Sixteen-year-old Taki Allen was walking home after football practice, blissfully unaware that his empty Cool Ranch Doritos packet was about to trigger the scariest AI horror story of the season.
Somewhere deep in a school server room, a restless machine learning model stirred — trained on thousands of gun images, corrupted by late-night data scraping, and possibly haunted by the ghost of Clippy.
Then, it saw it: a shiny blue packet glinting under a streetlight.
“Weapon detected,” the AI whispered.
Seconds later, eight police cars materialised like summoned spirits, lights flashing, guns drawn.
“Get on the ground!” they shouted.
“I was just finishing my crisps,” Taki replied, trembling in his school hoodie.
The Legend of the Haunted Algorithm
Local police later described the AI system’s behaviour as “appropriate and proportional.”
Which is exactly how people in horror films describe the haunted house before they go inside.
The AI vendor, Omnilert, expressed regret, sympathy, and zero accountability, announcing:
“The system functioned as designed.”
Translation: The curse worked perfectly.
This was no ordinary glitch.
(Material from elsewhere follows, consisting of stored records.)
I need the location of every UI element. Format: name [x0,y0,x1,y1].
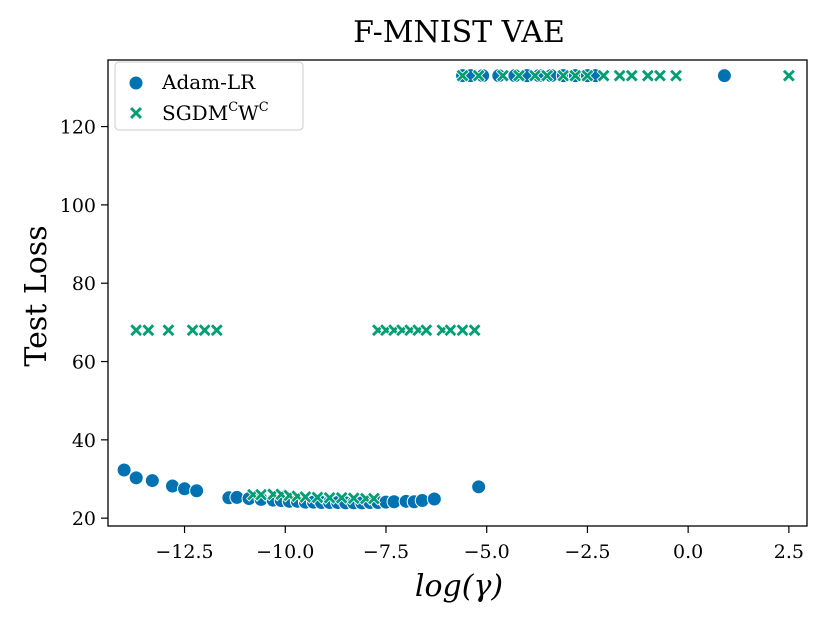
sgdm-point [612,68,627,83]
x-tick-label: −7.5 [363,541,409,563]
y-tick-label: 40 [72,430,96,452]
legend-circle-marker [128,75,144,91]
points-layer [116,68,796,511]
sgdm-point [471,68,486,83]
sgdm-point [624,68,639,83]
legend-entry-sgdm: SGDMCWC [128,100,269,125]
adam-lr-point [426,491,442,507]
legend-entry-adam-lr: Adam-LR [128,70,256,94]
sgdm-point [640,68,655,83]
y-tick-label: 120 [60,117,96,139]
sgdm-point [366,491,381,506]
legend-label-superscript-1: C [228,100,238,115]
sgdm-point [495,68,510,83]
plot-area-frame [107,59,808,527]
sgdm-point [419,323,434,338]
sgdm-point [141,323,156,338]
y-tick-label: 100 [60,195,96,217]
y-tick-label: 60 [72,352,96,374]
adam-lr-point [716,68,732,84]
x-tick-label: 2.5 [774,541,804,563]
legend-label-sgdm: SGDMCWC [162,100,269,125]
sgdm-point [209,323,224,338]
sgdm-point [652,68,668,83]
sgdm-point [511,68,527,83]
adam-lr-point [471,479,487,495]
x-tick-label: −5.0 [464,541,510,563]
sgdm-point [668,68,684,83]
adam-lr-point [128,470,144,486]
x-axis-ticks: −12.5 −10.0 −7.5 −5.0 −2.5 0.0 2.5 [155,526,804,563]
y-axis-label: Test Loss [19,225,54,366]
sgdm-point [540,68,555,83]
adam-lr-point [116,462,132,478]
y-tick-label: 80 [72,273,96,295]
sgdm-point [455,323,470,338]
chart-title: F-MNIST VAE [353,15,565,50]
x-tick-label: −10.0 [256,541,314,563]
adam-lr-point [164,478,180,494]
sgdm-point [161,323,176,338]
adam-lr-point [189,483,205,499]
legend-label-superscript-2: C [259,100,269,115]
sgdm-point [580,68,595,83]
sgdm-point [185,323,200,338]
sgdm-point [467,323,482,338]
x-tick-label: −12.5 [155,541,213,563]
sgdm-point [455,68,470,83]
x-tick-label: 0.0 [673,541,703,563]
legend-label-adam-lr: Adam-LR [161,70,256,94]
sgdm-point [596,68,611,83]
sgdm-point [781,68,796,83]
legend: Adam-LR SGDMCWC [114,61,304,131]
sgdm-point [129,323,144,338]
sgdm-point [197,323,212,338]
legend-x-marker [128,105,144,121]
x-tick-label: −2.5 [564,541,610,563]
sgdm-point [443,323,458,338]
y-axis-ticks: 20 40 60 80 100 120 [60,117,108,530]
y-tick-label: 20 [72,508,96,530]
adam-lr-point [144,473,160,489]
legend-label-base: SGDM [162,101,228,125]
x-axis-label: log(γ) [415,569,503,604]
legend-label-middle: W [238,101,259,125]
legend-box [114,61,304,131]
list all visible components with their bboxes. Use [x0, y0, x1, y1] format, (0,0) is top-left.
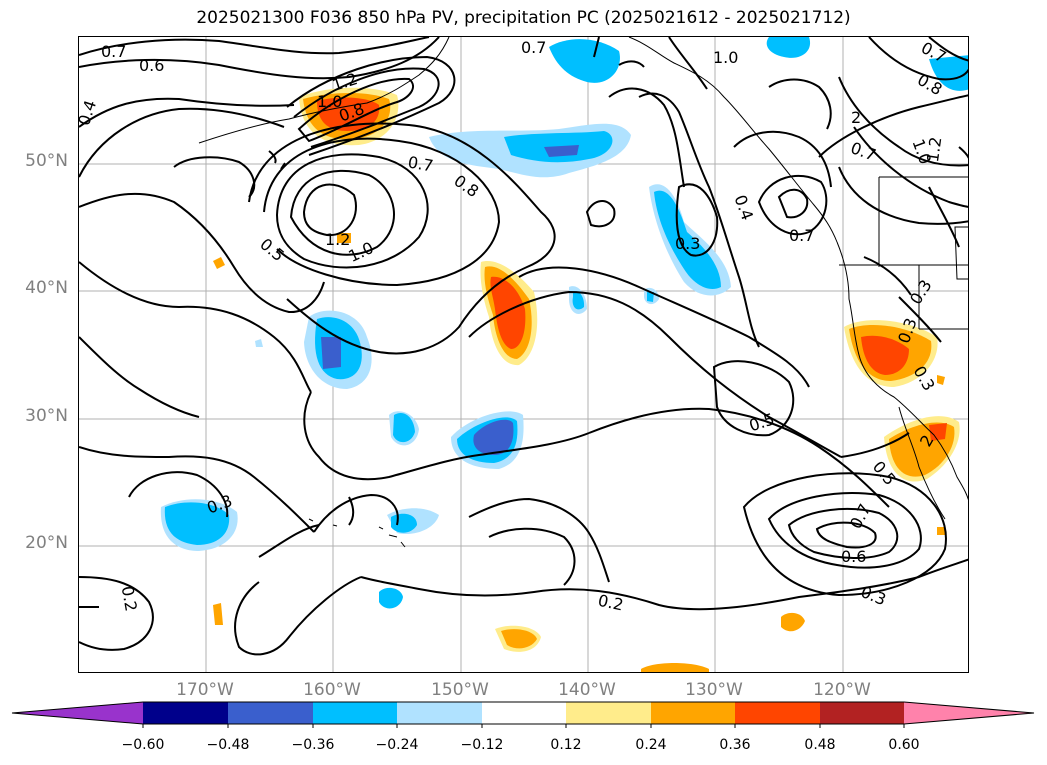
lon-label-160w: 160°W [303, 680, 361, 700]
colorbar-cell [566, 702, 651, 724]
colorbar-cell [482, 702, 566, 724]
colorbar-extend-high [904, 702, 1034, 724]
contour-label: 0.2 [118, 585, 141, 613]
contour-label: 1.0 [713, 48, 738, 67]
lat-label-20n: 20°N [25, 533, 68, 553]
contour-label: 0.7 [406, 152, 434, 175]
colorbar-ticks [142, 724, 905, 728]
colorbar-tick-labels: −0.60 −0.48 −0.36 −0.24 −0.12 0.12 0.24 … [122, 737, 920, 753]
contour-label: 0.5 [747, 409, 777, 435]
contour-label: 2 [851, 108, 861, 127]
colorbar-cell [397, 702, 482, 724]
contour-label: 1.2 [325, 230, 350, 249]
contour-label: 0.7 [521, 38, 546, 57]
colorbar-tick-label: 0.24 [635, 737, 666, 753]
contour-label: 0.3 [906, 276, 936, 308]
map-title: 2025021300 F036 850 hPa PV, precipitatio… [196, 8, 851, 28]
lon-label-150w: 150°W [431, 680, 489, 700]
coastlines [198, 37, 968, 548]
lat-label-40n: 40°N [25, 278, 68, 298]
lat-label-30n: 30°N [25, 406, 68, 426]
colorbar-tick-label: 0.36 [719, 737, 750, 753]
contour-label: 0.7 [848, 138, 878, 165]
contour-label: 1.0 [317, 92, 342, 111]
colorbar-tick-label: 0.60 [888, 737, 919, 753]
lon-label-130w: 130°W [685, 680, 743, 700]
contour-label: 0.3 [858, 582, 889, 609]
lon-label-140w: 140°W [558, 680, 616, 700]
colorbar-tick-label: −0.12 [461, 737, 504, 753]
contour-label: 0.6 [139, 56, 164, 75]
colorbar-cell [143, 702, 228, 724]
precip-negative [160, 37, 968, 609]
colorbar-tick-label: −0.48 [207, 737, 250, 753]
contour-label: 1.2 [923, 136, 945, 164]
lon-label-120w: 120°W [813, 680, 871, 700]
colorbar-tick-label: −0.36 [292, 737, 335, 753]
contour-label: 0.7 [101, 42, 126, 61]
colorbar-cell [313, 702, 397, 724]
colorbar-tick-label: −0.60 [122, 737, 165, 753]
colorbar-cell [651, 702, 735, 724]
colorbar-tick-label: 0.12 [550, 737, 581, 753]
contour-label: 0.7 [846, 501, 875, 532]
colorbar-tick-label: 0.48 [804, 737, 835, 753]
colorbar-cell [228, 702, 313, 724]
lat-label-50n: 50°N [25, 151, 68, 171]
contour-label: 0.4 [79, 98, 100, 128]
colorbar-cell [735, 702, 820, 724]
colorbar-cells [12, 702, 1034, 724]
contour-label: 0.4 [731, 192, 758, 222]
precip-positive [213, 87, 960, 672]
contour-label: 0.3 [675, 234, 700, 253]
contour-label: 0.2 [596, 591, 625, 615]
colorbar: −0.60 −0.48 −0.36 −0.24 −0.12 0.12 0.24 … [11, 701, 1035, 753]
contour-label: 0.7 [789, 226, 814, 245]
colorbar-tick-label: −0.24 [376, 737, 419, 753]
pv-contours [79, 37, 968, 656]
colorbar-extend-low [12, 702, 143, 724]
colorbar-cell [820, 702, 904, 724]
lon-label-170w: 170°W [176, 680, 234, 700]
contour-label: 0.6 [841, 547, 866, 566]
map-panel: 0.7 0.6 0.4 1.2 1.0 0.8 0.7 0.8 0.5 1.2 … [78, 36, 969, 673]
map-svg: 0.7 0.6 0.4 1.2 1.0 0.8 0.7 0.8 0.5 1.2 … [79, 37, 968, 672]
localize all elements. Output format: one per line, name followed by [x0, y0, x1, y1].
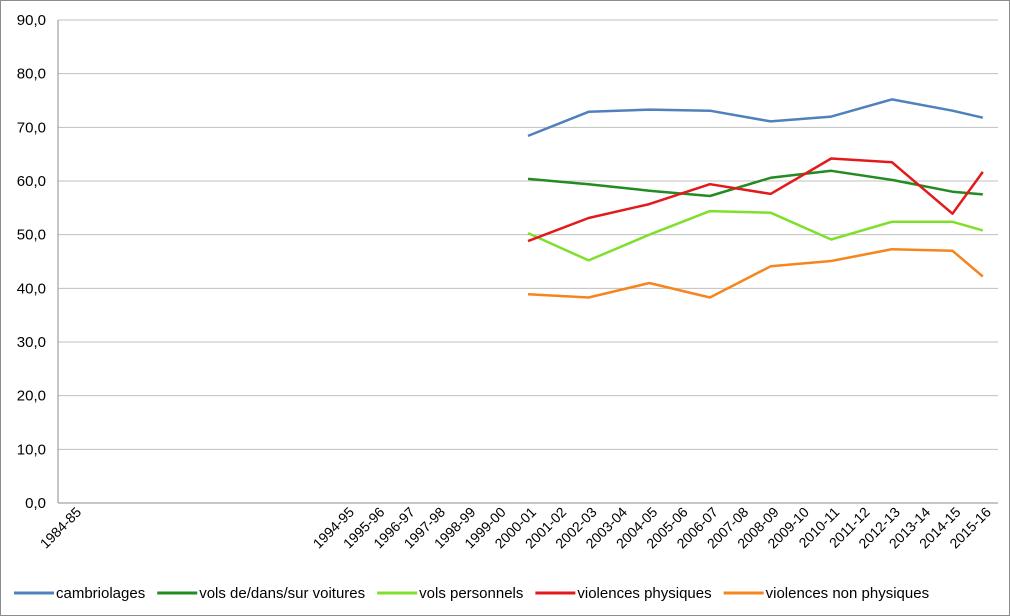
- legend-label: violences non physiques: [766, 585, 929, 602]
- gridlines: [58, 19, 998, 450]
- series-line: [527, 169, 983, 198]
- series-line: [527, 98, 984, 138]
- series-line: [527, 157, 984, 243]
- y-tick-label: 70,0: [17, 119, 46, 136]
- legend-label: vols de/dans/sur voitures: [199, 585, 365, 602]
- legend-item: vols personnels: [377, 585, 523, 602]
- legend-label: vols personnels: [419, 585, 523, 602]
- legend-item: violences physiques: [535, 585, 712, 602]
- legend-label: violences physiques: [577, 585, 711, 602]
- y-tick-label: 50,0: [17, 227, 46, 244]
- x-axis: 1984-85 1994-951995-961996-971997-981998-…: [37, 504, 994, 552]
- y-tick-label: 30,0: [17, 334, 46, 351]
- series-lines: [527, 98, 984, 299]
- legend-item: cambriolages: [14, 585, 145, 602]
- legend: cambriolages vols de/dans/sur voitures vol…: [14, 585, 929, 602]
- legend-item: violences non physiques: [723, 585, 929, 602]
- legend-label: cambriolages: [56, 585, 145, 602]
- y-tick-label: 0,0: [25, 495, 46, 512]
- y-tick-label: 90,0: [17, 12, 46, 29]
- legend-item: vols de/dans/sur voitures: [157, 585, 365, 602]
- y-tick-label: 20,0: [17, 388, 46, 405]
- y-tick-label: 80,0: [17, 66, 46, 83]
- series-line: [527, 209, 984, 262]
- y-axis: 0,0 10,0 20,0 30,0 40,0 50,0 60,0 70,0 80,0 90,0: [17, 12, 998, 512]
- series-line: [527, 247, 984, 299]
- y-tick-label: 60,0: [17, 173, 46, 190]
- y-tick-label: 40,0: [17, 280, 46, 297]
- y-tick-label: 10,0: [17, 441, 46, 458]
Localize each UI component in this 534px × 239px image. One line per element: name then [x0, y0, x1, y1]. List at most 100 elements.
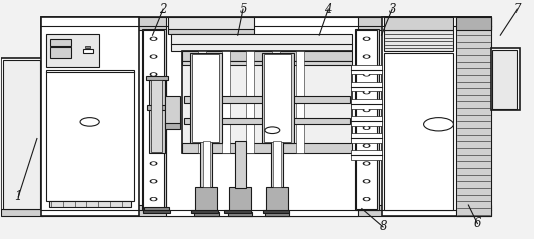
Bar [49, 201, 131, 207]
Circle shape [365, 181, 368, 182]
Text: 5: 5 [239, 3, 247, 16]
Circle shape [365, 145, 368, 146]
Circle shape [151, 198, 157, 201]
Bar [164, 96, 179, 124]
Bar [147, 105, 167, 110]
Bar [192, 54, 219, 142]
Circle shape [364, 198, 370, 201]
Bar [271, 141, 283, 188]
Bar [384, 17, 453, 30]
Bar [168, 29, 254, 34]
Circle shape [151, 55, 157, 58]
Circle shape [80, 118, 99, 126]
Bar [384, 30, 453, 51]
Bar [151, 80, 162, 152]
Circle shape [152, 198, 155, 200]
Circle shape [364, 73, 370, 76]
Bar [146, 76, 168, 80]
Bar [384, 53, 453, 210]
Circle shape [365, 163, 368, 164]
Bar [46, 70, 134, 201]
Bar [1, 58, 43, 210]
Circle shape [364, 180, 370, 183]
Bar [229, 187, 251, 215]
Circle shape [151, 73, 157, 76]
Circle shape [152, 92, 155, 93]
Bar [164, 123, 179, 129]
Text: 6: 6 [474, 217, 481, 230]
Circle shape [151, 109, 157, 111]
Bar [191, 210, 218, 213]
Bar [351, 65, 382, 74]
Bar [355, 29, 379, 210]
Circle shape [151, 91, 157, 94]
Bar [1, 209, 43, 216]
Bar [200, 141, 212, 188]
Circle shape [151, 126, 157, 129]
Bar [492, 50, 517, 109]
Circle shape [365, 56, 368, 57]
Circle shape [151, 37, 157, 40]
Circle shape [364, 109, 370, 111]
Bar [222, 51, 230, 153]
Bar [41, 17, 139, 216]
Bar [184, 96, 350, 103]
Circle shape [364, 37, 370, 40]
Circle shape [365, 74, 368, 75]
Bar [145, 207, 169, 212]
Bar [351, 99, 382, 109]
Bar [184, 118, 350, 124]
Bar [83, 49, 93, 53]
Circle shape [365, 109, 368, 111]
Bar [456, 17, 491, 216]
Text: 8: 8 [379, 220, 387, 234]
Circle shape [365, 127, 368, 129]
Circle shape [365, 198, 368, 200]
Bar [182, 51, 352, 61]
Circle shape [364, 91, 370, 94]
Text: 2: 2 [159, 3, 167, 16]
Bar [351, 116, 382, 126]
Bar [265, 212, 289, 216]
Bar [144, 210, 170, 213]
Circle shape [365, 38, 368, 39]
Circle shape [364, 55, 370, 58]
Bar [182, 51, 352, 153]
Bar [194, 212, 218, 216]
Bar [246, 51, 254, 153]
Circle shape [152, 127, 155, 129]
Bar [190, 53, 222, 143]
Circle shape [152, 38, 155, 39]
Circle shape [151, 144, 157, 147]
Circle shape [152, 163, 155, 164]
Bar [46, 34, 99, 67]
Text: 3: 3 [388, 3, 396, 16]
Bar [263, 210, 289, 213]
Circle shape [364, 126, 370, 129]
Bar [168, 17, 254, 30]
Bar [50, 47, 71, 58]
Bar [272, 51, 280, 153]
Circle shape [152, 145, 155, 146]
Bar [85, 46, 90, 48]
Circle shape [152, 56, 155, 57]
Circle shape [152, 109, 155, 111]
Circle shape [151, 180, 157, 183]
Bar [166, 17, 358, 216]
Circle shape [365, 92, 368, 93]
Bar [351, 133, 382, 143]
Bar [41, 205, 491, 216]
Bar [296, 51, 304, 153]
Text: 1: 1 [14, 190, 22, 203]
Bar [381, 17, 491, 216]
Bar [266, 187, 288, 215]
Bar [264, 54, 291, 142]
Text: 7: 7 [514, 3, 521, 16]
Bar [262, 53, 294, 143]
Bar [41, 17, 491, 30]
Bar [456, 17, 491, 30]
Bar [195, 187, 217, 215]
Circle shape [265, 127, 280, 134]
Circle shape [364, 144, 370, 147]
Text: 4: 4 [325, 3, 332, 16]
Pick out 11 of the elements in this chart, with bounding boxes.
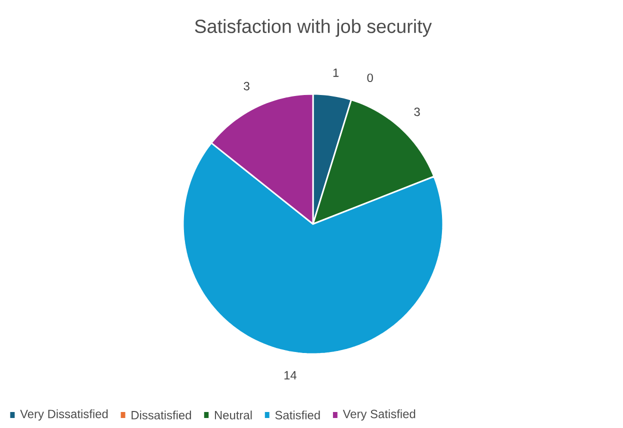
text: 0 xyxy=(367,74,373,82)
chart-title: Satisfaction with job security xyxy=(194,19,432,37)
data-label: 3 xyxy=(414,108,420,116)
legend-label: Very Satisfied xyxy=(342,409,416,421)
data-label: 3 xyxy=(244,82,250,90)
legend-label: Satisfied xyxy=(275,410,320,420)
legend-label: Neutral xyxy=(214,410,252,420)
data-label: 14 xyxy=(284,371,296,380)
data-label: 1 xyxy=(333,68,339,77)
legend-label: Very Dissatisfied xyxy=(20,409,108,421)
legend-label: Dissatisfied xyxy=(132,410,191,420)
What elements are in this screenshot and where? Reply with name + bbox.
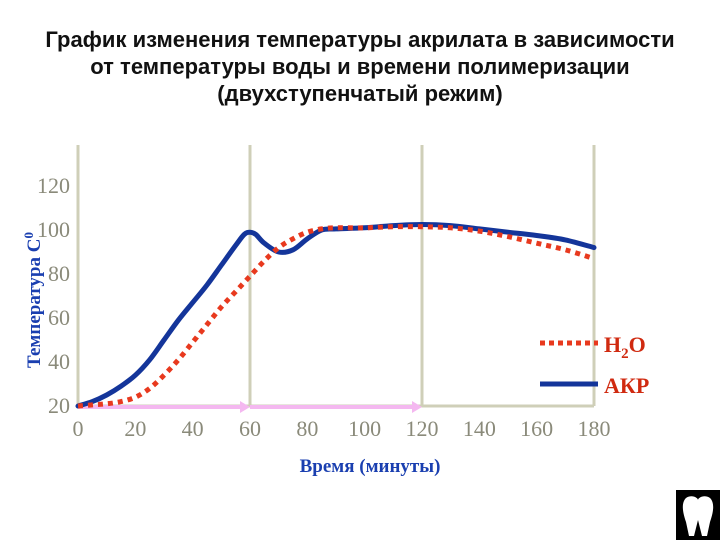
series-lines — [75, 222, 597, 409]
series-line-h2o — [77, 224, 595, 409]
tooth-logo-icon — [676, 490, 720, 540]
legend-label-akr: АКР — [604, 373, 649, 398]
legend-label-h2o: H2O — [604, 332, 646, 362]
y-tick-120: 120 — [37, 173, 70, 198]
y-axis-label: Температура С0 — [21, 232, 45, 368]
y-tick-labels: 20 40 60 80 100 120 — [37, 173, 70, 418]
grid — [76, 145, 596, 408]
x-tick-80: 80 — [296, 416, 318, 441]
x-axis-label: Время (минуты) — [300, 456, 441, 477]
y-axis-label-text: Температура С — [24, 239, 45, 368]
x-tick-60: 60 — [239, 416, 261, 441]
time-arrow-head-1 — [412, 401, 422, 413]
x-tick-20: 20 — [124, 416, 146, 441]
y-tick-80: 80 — [48, 261, 70, 286]
x-tick-40: 40 — [182, 416, 204, 441]
time-arrows — [78, 401, 422, 413]
x-tick-labels: 0 20 40 60 80 100 120 140 160 180 — [73, 416, 611, 441]
legend-label-h2o-tail: O — [629, 332, 646, 357]
x-tick-100: 100 — [348, 416, 381, 441]
y-tick-60: 60 — [48, 305, 70, 330]
x-tick-180: 180 — [578, 416, 611, 441]
x-tick-140: 140 — [463, 416, 496, 441]
y-tick-100: 100 — [37, 217, 70, 242]
x-tick-0: 0 — [73, 416, 84, 441]
y-axis-label-sup: 0 — [21, 232, 36, 239]
series-line-akr — [75, 222, 597, 409]
x-tick-160: 160 — [520, 416, 553, 441]
chart-title: График изменения температуры акрилата в … — [45, 27, 675, 106]
y-tick-20: 20 — [48, 393, 70, 418]
legend-label-h2o-main: H — [604, 332, 621, 357]
legend: H2O АКР — [540, 332, 649, 398]
legend-label-h2o-sub: 2 — [621, 346, 629, 362]
time-arrow-head-0 — [240, 401, 250, 413]
x-tick-120: 120 — [406, 416, 439, 441]
y-tick-40: 40 — [48, 349, 70, 374]
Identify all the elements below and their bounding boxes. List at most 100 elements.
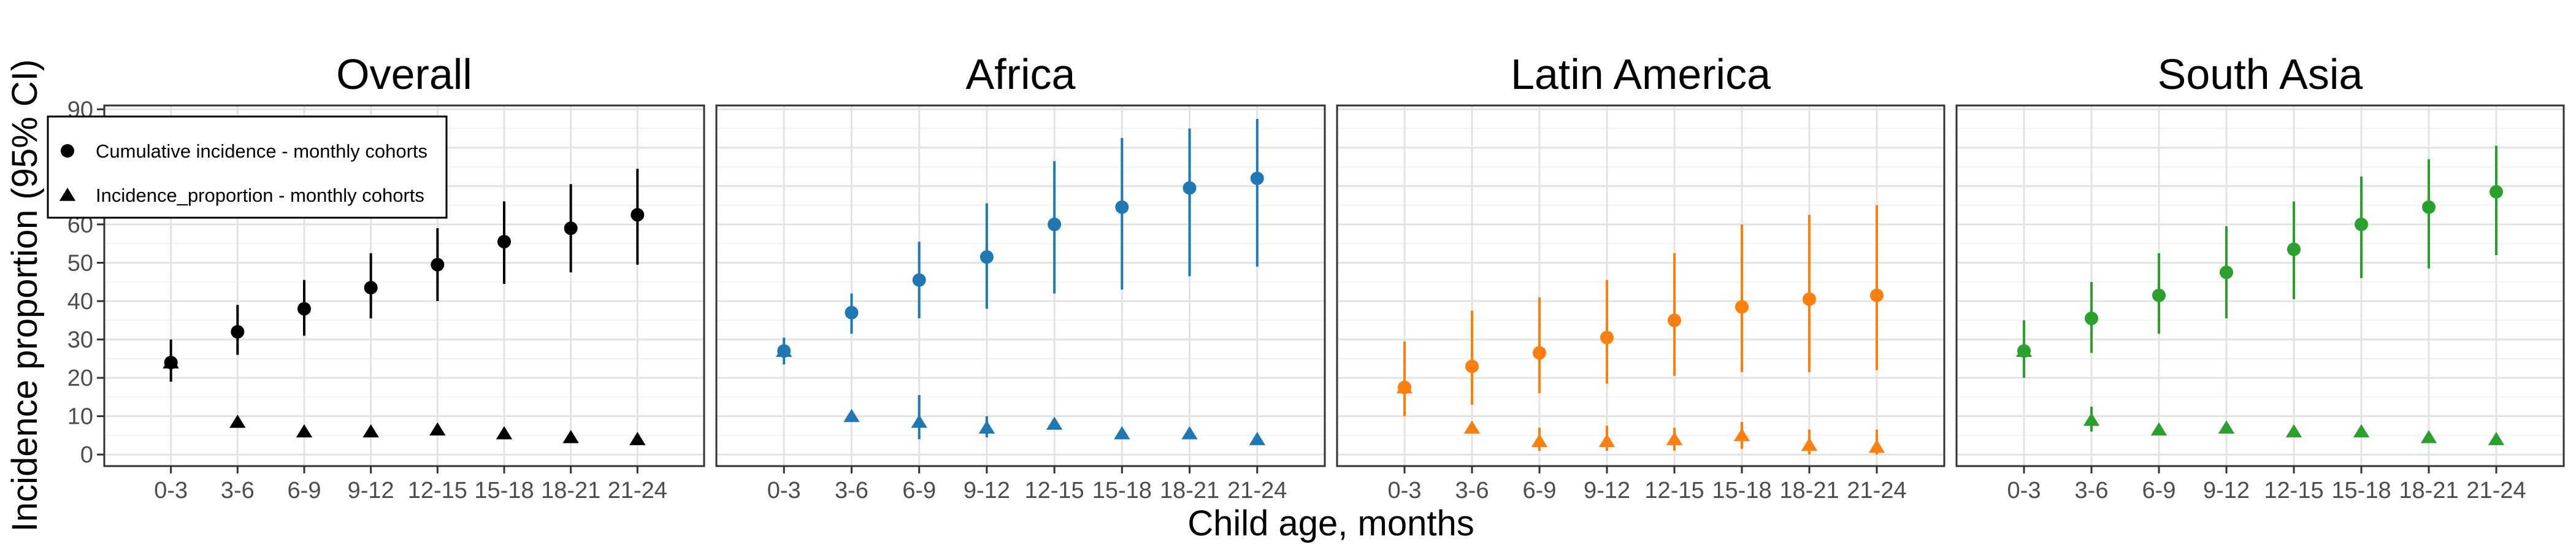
data-point-triangle — [1463, 420, 1481, 434]
y-tick-label: 50 — [67, 250, 93, 276]
x-tick-label: 12-15 — [1025, 478, 1084, 503]
data-point-triangle — [229, 415, 246, 428]
y-axis-label: Incidence proportion (95% CI) — [5, 59, 45, 532]
x-tick-label: 21-24 — [608, 478, 667, 503]
data-point-circle — [1115, 200, 1129, 214]
data-point-circle — [2422, 200, 2436, 214]
data-point-triangle — [1666, 432, 1683, 445]
data-point-circle — [297, 302, 311, 316]
data-point-circle — [231, 325, 245, 339]
data-point-circle — [1735, 300, 1749, 314]
panel-title: Latin America — [1511, 50, 1771, 98]
x-tick-label: 6-9 — [902, 478, 936, 503]
x-tick-label: 3-6 — [835, 478, 868, 503]
panel-title: Overall — [336, 50, 472, 98]
data-point-triangle — [2488, 432, 2505, 445]
series-incidence — [163, 355, 646, 445]
panel-3: South Asia 0-3 3-6 6-9 9-12 12-15 15-18 18-21 21… — [1955, 50, 2565, 503]
data-point-circle — [2355, 217, 2368, 231]
panel-title: South Asia — [2158, 50, 2363, 98]
legend: Cumulative incidence - monthly cohorts In… — [47, 115, 448, 219]
x-tick-label: 9-12 — [348, 478, 394, 503]
data-point-triangle — [2150, 422, 2168, 436]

Experts believe the system may have been trained on AI-generated stock photos, where every vaguely rectangular object is secretly a weapon.
That’s why the algorithm can’t tell the difference between a Doritos packet and a Glock, or between a banana and a bazooka.
“Real-world gun detection is messy,” Omnilert admitted — as the walls whispered “so is our code…”
The Crisp That Cried Gun
Students now avoid eating outside after practice.
Teachers report hearing faint crunching noises in the corridors at night — the unmistakable sound of digital guilt and leftover Cool Ranch dust.
Meanwhile, Baltimore’s local council has launched a review into the use of AI surveillance in schools, though early drafts of the report appear to have been auto-written by ChatGPT and end with “we apologise for the inconvenience.”
The principal insists everything is under control, but the janitor swears the school’s cameras still flicker every time someone opens a multipack.
Coming Soon: Doritos – The AI Awakening
In a move only 2025 could deliver, Doritos has announced a special Halloween tie-in:
Tactical Cool Ranch: Trick or Trigger Edition — each pack comes with a free “Do Not Aim at Police” disclaimer.
Marketing copy reads:
“Crunch so loud, even AI can’t ignore it.”
Final Scene
Back at school, the AI sits dormant — its red light blinking softly like a heart that doesn’t know it’s dead.
Every so often, it scans a hallway, sees movement, and remembers the night it nearly saved the world from a tortilla-based menace.
As for Taki Allen, he’s fine. He’s just sticking to Pringles now.
For safety.
You can read the full and true version of the story here.
Moral of the story:
This Halloween, beware the real monsters — not the ones in masks, but the ones in your school’s IT department.